Vielleicht haben sie gewußt, daß er wieder hier ist und haben sich alle versteckt ... im Keller? Nein, wahrscheinlich nicht im Keller ... immerhin haben sie dort die Blutflecken gefunden.
Die Erinnerung an die Blutflecken auf den schmutzigen Bodenbrettern von Mad Marshalls Keller brachte eine zweite Erinnerung mit sich. In den Zeitungen hatte damals gestanden, daß man allerhand unübliche Werkzeuge in seinem Keller gefunden hatte. Oder brauchte ein pensionierter Briefträger etwa eine Knochensäge, Schlachtbeile, Stechmesser, allesamt Gerätschaften, die vielleicht in einer Metzgerei oder vielleicht noch im Besitz eines Jägers, der seinen Schuß selbst ausweidete und das Fleisch bereits zum Verkauf zuschnitt, gefunden werden konnten. Mad Marshall war genausowenig ein Jäger wie er ein Fleischer war ... Moment, vielleicht muß ich meine letzte Aussage ein wenig korrigieren. In gewisser Weise war er vielleicht doch ein Fleischer, ein Metzger gewesen. Und wenn ich es mir recht überlege, dann war er nicht nur ein Fleischer, sondern vielmehr ein Schlächter gewesen.

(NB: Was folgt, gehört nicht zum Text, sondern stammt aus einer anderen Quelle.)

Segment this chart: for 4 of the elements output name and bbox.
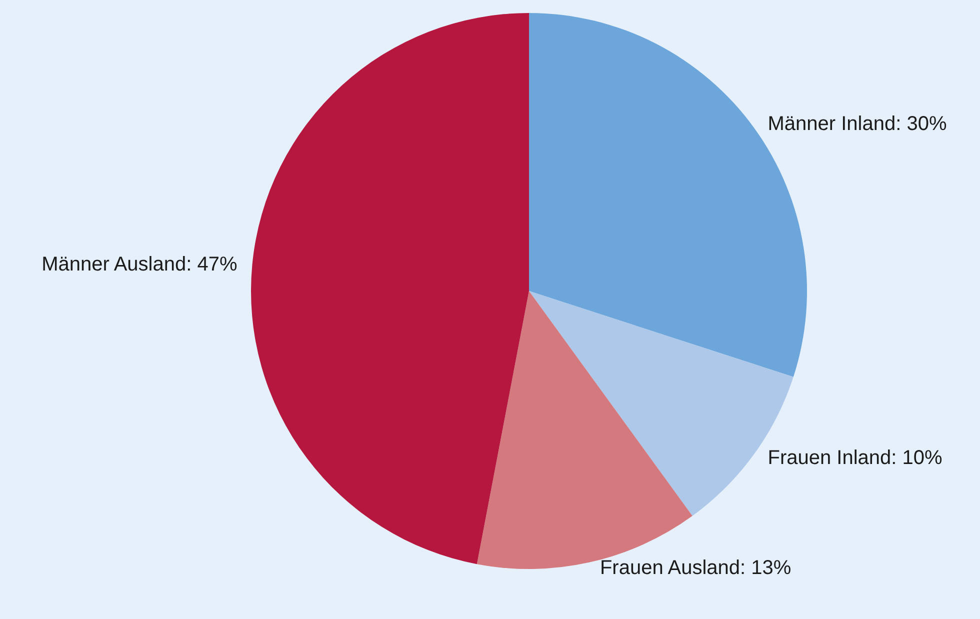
slice-label: Männer Inland: 30% xyxy=(768,113,947,136)
slice-label: Männer Ausland: 47% xyxy=(42,253,238,276)
slice-label: Frauen Ausland: 13% xyxy=(600,557,792,580)
slice-label: Frauen Inland: 10% xyxy=(768,446,943,469)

Wie konnte man da nur nichts gefunden haben? Nicht einmal die Kleider der Opfer. Wie war so etwas nur möglich?
Um wieder auf das Fahrrad zu sprechen zu kommen: der zweite Grund, aus dem es mir sonderbar fehl am Platze vorkam, war der Zustand des Fahrrades selbst. Es war zweifellos rostig, soviel konnte ich von hier aus sehen, und was viel wichtiger war, es war verbogen. Nicht nur der Rahmen, sondern beide Räder. Ein ausrangierter Drahtesel, den Mad Marshall von einem alten Schrottplatz gestohlen haben mußte. Obendrein - das war das wirklich beklemmende an dieser verkrüppelten Zusammensetzung krummer Metallteile - wirkte das Fahrrad auf mich, als ob es unmöglich wäre, auch nur einen Inch auf ihm zurückzulegen. Der Lenker war so verbogen, daß er in mir die Erinnerung an einen Schwanenhals wachrief - selbst ein Wahnsinniger konnte nicht im Stande sein, auf diesem Schrotthaufen auch nur eine Sekunde lang die Balance zu halten.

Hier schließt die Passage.